Wednesday, March 04, 2009

Code reuse is overrated

Good coders code, great ones reuse. How can anyone disagree with that?

I don't disagree. The principle of not reinventing something after you've invented it is so old and so obvious (and so obviously useful) that no one would seriously dispute it.

What's very much worth disputing, though, is the value of "code-reuse percentage" as a metric, and the degree to which code reusability actually brings about any economies in the software business. I would argue that the economies are largely nonexistent, because of the generally high cost of achieving reusability in the first place -- and a failure to depreciate investments in reusability over time. If you're reusing code in your product that was written in 1997 (to support a 1997 file format, say) and that code is only still in the product for legacy reasons, should that really count as reuse? Shouldn't "reuse" be weighted according to whether the code actually gets executed or not?

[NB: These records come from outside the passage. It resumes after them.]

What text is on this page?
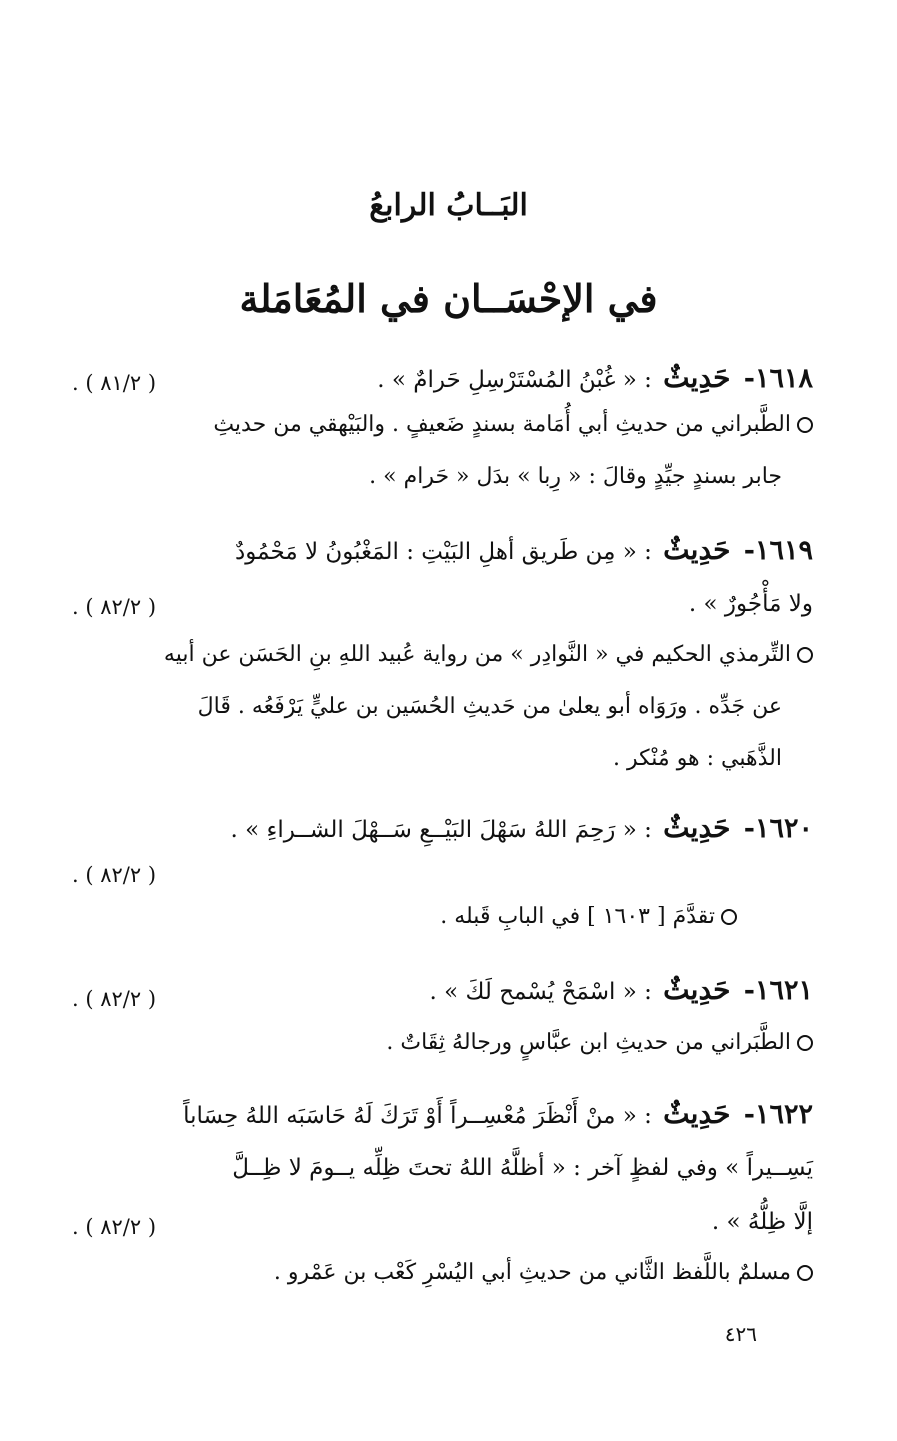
البَــابُ الرابعُ
في الإحْسَــان في المُعَامَلة
١٦١٨- حَدِيثٌ : « غُبْنُ المُسْتَرْسِلِ حَرامٌ » .
( ٨١/٢ ) .
الطَّبراني من حديثِ أبي أُمَامة بسندٍ ضَعيفٍ . والبَيْهقي من حديثِ
جابر بسندٍ جيِّدٍ وقالَ : « رِبا » بدَل « حَرام » .
١٦١٩- حَدِيثٌ : « مِن طَريق أهلِ البَيْتِ : المَغْبُونُ لا مَحْمُودٌ
ولا مَأْجُورٌ » .
( ٨٢/٢ ) .
التِّرمذي الحكيم في « النَّوادِر » من رواية عُبيد اللهِ بنِ الحَسَن عن أبيه
عن جَدِّه . ورَوَاه أبو يعلىٰ من حَديثِ الحُسَين بن عليٍّ يَرْفَعُه . قَالَ
الذَّهَبي : هو مُنْكر .
١٦٢٠- حَدِيثٌ : « رَحِمَ اللهُ سَهْلَ البَيْــعِ سَــهْلَ الشــراءِ » .
( ٨٢/٢ ) .
تقدَّمَ [ ١٦٠٣ ] في البابِ قَبله .
١٦٢١- حَدِيثٌ : « اسْمَحْ يُسْمح لَكَ » .
( ٨٢/٢ ) .
الطَّبَراني من حديثِ ابن عبَّاسٍ ورجالهُ ثِقَاتٌ .
١٦٢٢- حَدِيثٌ : « منْ أَنْظَرَ مُعْسِــراً أَوْ تَرَكَ لَهُ حَاسَبَه اللهُ حِسَاباً
يَسِــيراً » وفي لفظٍ آخر : « أظلَّهُ اللهُ تحتَ ظِلِّه يــومَ لا ظِــلَّ
إلَّا ظِلُّهُ » .
( ٨٢/٢ ) .
مسلمٌ باللَّفظ الثَّاني من حديثِ أبي اليُسْرِ كَعْب بن عَمْرو .
٤٢٦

Should you build out on bad code (flabby code; spaghetti code; stuff that may contain unreachable or deprecated methods, etc.) and count it as reusability? Or go back and do it right? If you build out on bad code, you've achieved reusability. If you go back and clean up the code, you've killed your reuse metrics but you may well score a longterm ROI win.

There are so many problems with "reuse percentage" as a metric that I won't litigate the case fully here but instead ask you to refer to the paper by Lim, the 2005 blog by Dennis Forbes, and the 2007 blog by Carl Lewis (for starters).

Will Tracz (an early advocate of reuse, ironically) pointed out in "Software Reuse Myths Revisited" that reusable code costs around 60% more to develop than code not designed with reuse in mind. That estimate (derived in 1994) is probably off by a factor of three or four (maybe ten, with Java). But it's moot, in any case, given that the cost of producing code is, in reality, a comparatively small part of the overall cost of producing and marketing commercial software. And that's what I'm really saying here, is that the potential for cost savings is not a proper motivation for reuse. There is no significant cost savings. It costs more to develop reusable code, and the payoffs are mitigated by longterm maintenance costs associated with a larger code base.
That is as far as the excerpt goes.